If by ‘society’ we mean the complex, now global systems that ensure that there is food, shelter, education, energy, etc. to be had by the beneficiaries of the dominant ethos, along with the continued production of techno-scientific ‘advances’ to facilitate those systems, then the ‘society’ promulgated by the ethos often referred to as ‘the Global North’ has yet to collapse. If, however, we mean a civil society, a community of citizens linked by shared (if constantly and democratically debated) values and interests, and by collective, mutually sustaining, collective activity, then arguably that civil society has been collapsing for many years. Or, more accurately, it has been steadily eroded from within. By 1987, for example, Margaret Thatcher could announce to the British public that: “there’s no such thing as society. There are individual men and women and there are families”. That view is, of course, as operationally absurd, as fundamentally opposed to any form of deep adaptation, as it is inseparable from the mentalité of possessive individualism that has been a principle driver in generating our current eco-social crisis. However, it was and is an understanding that suits those who gain most from the ‘global society’ of consumer capitalism that thrives on the extractive ethos responsible for ever-increasing levels of ecocide and social injustice. We cannot and should not ignore this socio-political reality.
Why does acknowledging these different understandings matter? Because how we each respond, both intellectually and emotionally, to Bendell’s notion of ‘societal collapse’ will inflect, if not wholly determine, how we approach deep adaptation. Unless we keep this in mind, the phrase itself risks becoming an increasingly empty catch-all, one that masks fundamental differences that can and are being experienced in different ways in different places. This needs to be understood and acknowledged if we are to have any hope of achieving the inclusivity vital to what Cathy refers to as an effective level of ecoliteracy.

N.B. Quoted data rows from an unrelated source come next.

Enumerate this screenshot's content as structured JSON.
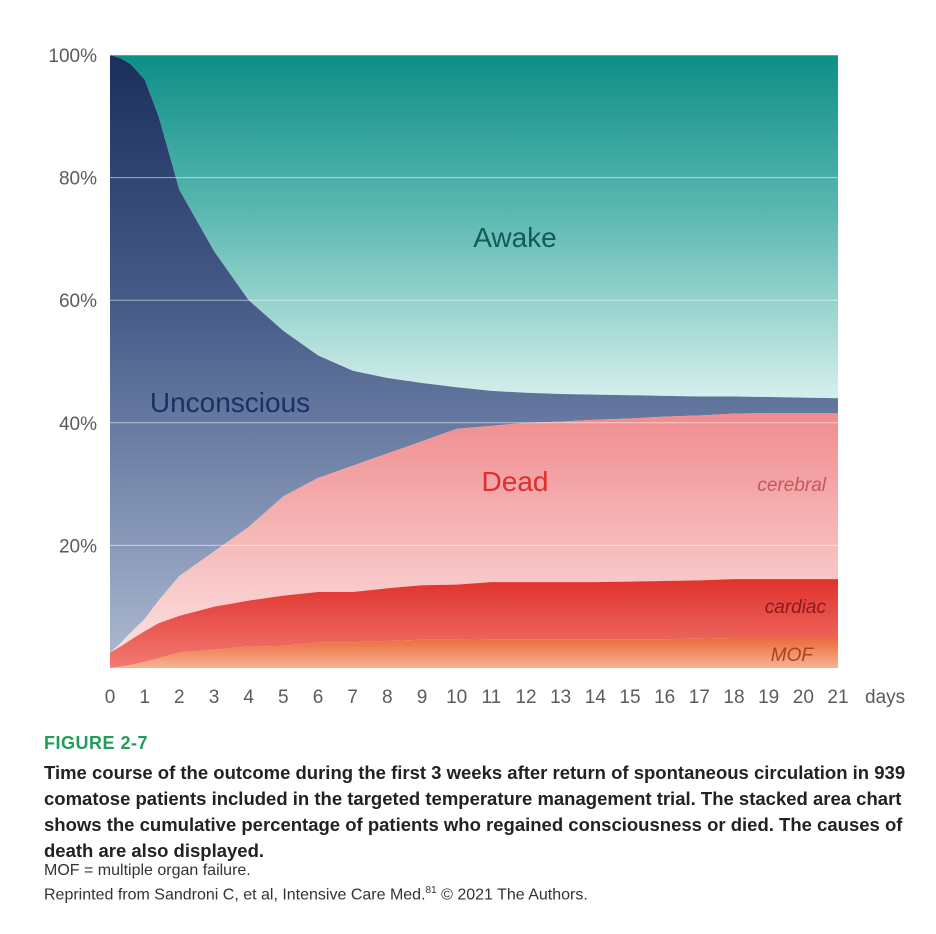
{
  "chart_data": {
    "type": "area",
    "stacked": true,
    "x": [
      0,
      0.3,
      0.6,
      1,
      1.4,
      2,
      3,
      4,
      5,
      6,
      7,
      8,
      9,
      10,
      11,
      12,
      13,
      14,
      15,
      16,
      17,
      18,
      19,
      20,
      21
    ],
    "xlabel": "days",
    "x_ticks": [
      "0",
      "1",
      "2",
      "3",
      "4",
      "5",
      "6",
      "7",
      "8",
      "9",
      "10",
      "11",
      "12",
      "13",
      "14",
      "15",
      "16",
      "17",
      "18",
      "19",
      "20",
      "21"
    ],
    "y_ticks": [
      "20%",
      "40%",
      "60%",
      "80%",
      "100%"
    ],
    "ylim": [
      0,
      100
    ],
    "grid": true,
    "series_lines": {
      "mof": [
        0,
        0.2,
        0.5,
        1,
        1.6,
        2.5,
        3,
        3.5,
        3.6,
        4.2,
        4.2,
        4.4,
        4.6,
        4.6,
        4.7,
        4.7,
        4.7,
        4.7,
        4.7,
        4.7,
        4.8,
        4.9,
        4.9,
        4.9,
        4.9
      ],
      "cardiac": [
        2.5,
        3.5,
        4.6,
        6,
        7.3,
        8.5,
        10,
        11,
        11.8,
        12.4,
        12.4,
        13,
        13.5,
        13.6,
        14,
        14,
        14,
        14,
        14.1,
        14.2,
        14.3,
        14.5,
        14.5,
        14.5,
        14.5
      ],
      "dead": [
        2.5,
        4,
        5.8,
        8,
        11,
        15,
        19,
        23,
        28,
        31,
        33,
        35,
        37,
        39,
        39.5,
        40,
        40.2,
        40.5,
        40.7,
        41,
        41.2,
        41.5,
        41.6,
        41.6,
        41.6
      ],
      "unconscious": [
        100,
        99.5,
        98.5,
        96,
        90,
        78,
        68,
        60,
        55,
        51,
        48.5,
        47.3,
        46.5,
        45.8,
        45.2,
        44.9,
        44.7,
        44.6,
        44.5,
        44.4,
        44.3,
        44.3,
        44.2,
        44.1,
        44
      ]
    },
    "regions": [
      {
        "name": "Awake",
        "color": "#0c8f86"
      },
      {
        "name": "Unconscious",
        "color": "#223d6b"
      },
      {
        "name": "Dead",
        "color": "#e8393a"
      },
      {
        "name": "cerebral",
        "color": "#f6b5b8"
      },
      {
        "name": "cardiac",
        "color": "#e23a33"
      },
      {
        "name": "MOF",
        "color": "#ee7a3e"
      }
    ]
  },
  "caption": {
    "figure_label": "FIGURE 2-7",
    "text": "Time course of the outcome during the first 3 weeks after return of spontaneous circulation in 939 comatose patients included in the targeted temperature management trial. The stacked area chart shows the cumulative percentage of patients who regained consciousness or died. The causes of death are also displayed.",
    "note": "MOF = multiple organ failure.",
    "reprint_before": "Reprinted from Sandroni C, et al, Intensive Care Med.",
    "reprint_ref": "81",
    "reprint_after": " © 2021 The Authors."
  }
}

I cannot, and indeed should not, attempt any single, ‘conclusive’, statement that tries to summarise all this. That’s neither possible nor what is needed. What’s necessary now, surely, is for us to be participants in an ongoing, heart-felt conversation that builds mutual understanding, respect for differences, and trust. One that’s based on a willingness to genuinely listen, learn and acknowledge that, as Ursula Le Guin reminds us, a sense of commonality – with both the human and the more-than-human in the polyverse – begins in a shared acknowledgement of pain. Building that sense of commonality is, I believe, the greatest task we face and, for myself, I take as both comfort and challenge Bruno Latour’s insistence, in Down to Earth: Politics in the New Climate Regime that, today, ‘what counts is not knowing whether you are for or against globalisation, for or against the local; all that counts is understanding whether you are managing to register, to maintain, to cherish a maximum number of alternative ways of belonging to the world’ (Italics mine).